2. Partner with third party providers to improve transportation processes and operations – While a TMS can have a significant impact on your supply chain operations, it’s not automatically going to fix problems in your network, improve service or enable continuous improvement. The right strategy and processes have to exist in concert with the technology in order to maximize impact. Unfortunately, many organizations do not have the human capital, industry expertise or IT infrastructure needed to most effectively manage their transportation in a more demanding world. For this reason, shippers should look to partner with a logistics provider that can provide a deeper understanding of market conditions along with the key processes and best practices that are necessary for supply chain excellence. Shippers not only gain access to a team of knowledgeable, experienced supply chain professionals and a comprehensive suite of technology and services, but can also leverage the 3PL’s size and scale. This combination of people, processes and technology can help drive meaningful and sustainable operational efficiencies, reduce transportation costs and improve service levels.

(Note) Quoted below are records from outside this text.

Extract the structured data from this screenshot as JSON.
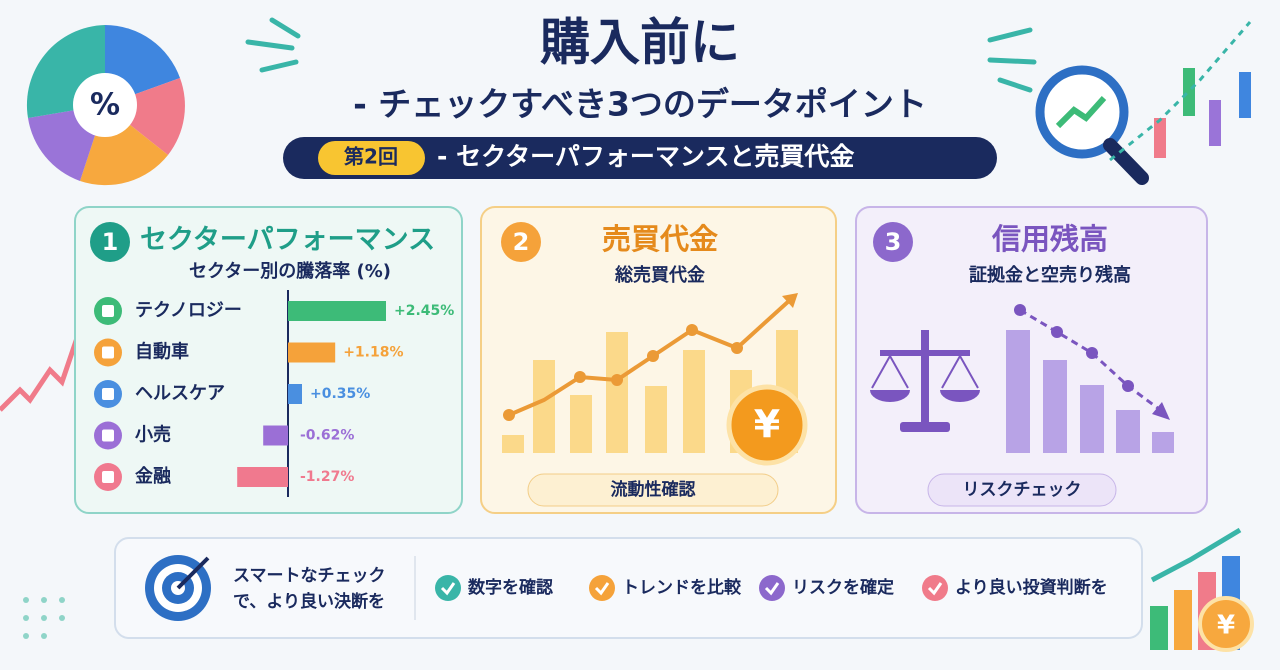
{
  "header": {
    "title": "購入前に",
    "subtitle": "- チェックすべき3つのデータポイント",
    "badge": "第2回",
    "series_title": "- セクターパフォーマンスと売買代金",
    "icon": "%"
  },
  "panels": [
    {
      "number": "1",
      "title": "セクターパフォーマンス",
      "subtitle": "セクター別の騰落率 (%)",
      "chart": {
        "type": "bar",
        "orientation": "horizontal",
        "categories": [
          "テクノロジー",
          "自動車",
          "ヘルスケア",
          "小売",
          "金融"
        ],
        "values": [
          2.45,
          1.18,
          0.35,
          -0.62,
          -1.27
        ],
        "value_labels": [
          "+2.45%",
          "+1.18%",
          "+0.35%",
          "-0.62%",
          "-1.27%"
        ],
        "colors": [
          "#3dbb78",
          "#f5a23a",
          "#4a8fe0",
          "#9b6fd6",
          "#f0798e"
        ]
      }
    },
    {
      "number": "2",
      "title": "売買代金",
      "subtitle": "総売買代金",
      "icon": "¥",
      "button": "流動性確認"
    },
    {
      "number": "3",
      "title": "信用残高",
      "subtitle": "証拠金と空売り残高",
      "button": "リスクチェック"
    }
  ],
  "footer": {
    "lead": [
      "スマートなチェック",
      "で、より良い決断を"
    ],
    "items": [
      "数字を確認",
      "トレンドを比較",
      "リスクを確定",
      "より良い投資判断を"
    ]
  }
}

3. Leverage supply chain data to improve capacity planning – Advanced data analytics can help create an optimal carrier network during the procurement and bidding process. The ability to forecast these activities can help lower carrier costs and, if handled correctly, manage variations. In order to obtain the optimal bid results, shippers must create bid packages that include potential continuous move lanes, low volume lane strategy and other potential lane/customer segments. By utilizing advanced planning scenarios, shippers can model the future for carriers to bid against (versus static, historical lane data). Look at your organization’s forecast for any early indicators that there will be volume increases (e.g., seasonal surges, EOM/EOY spikes and promotions, etc.) at a given plant or distribution center, and then model out the impact for your transportation providers to understand how your network can best adapt to any scenario. This is also a best practice to adopt when operationalizing a bid. Your network will change based on supply and demand, consumer behavior, purchase price and more, so you need to be agile in flexing your network and working with your carrier partners to continually re-balance your commitments.

What industry trends or challenges are you keeping an eye on in 2019?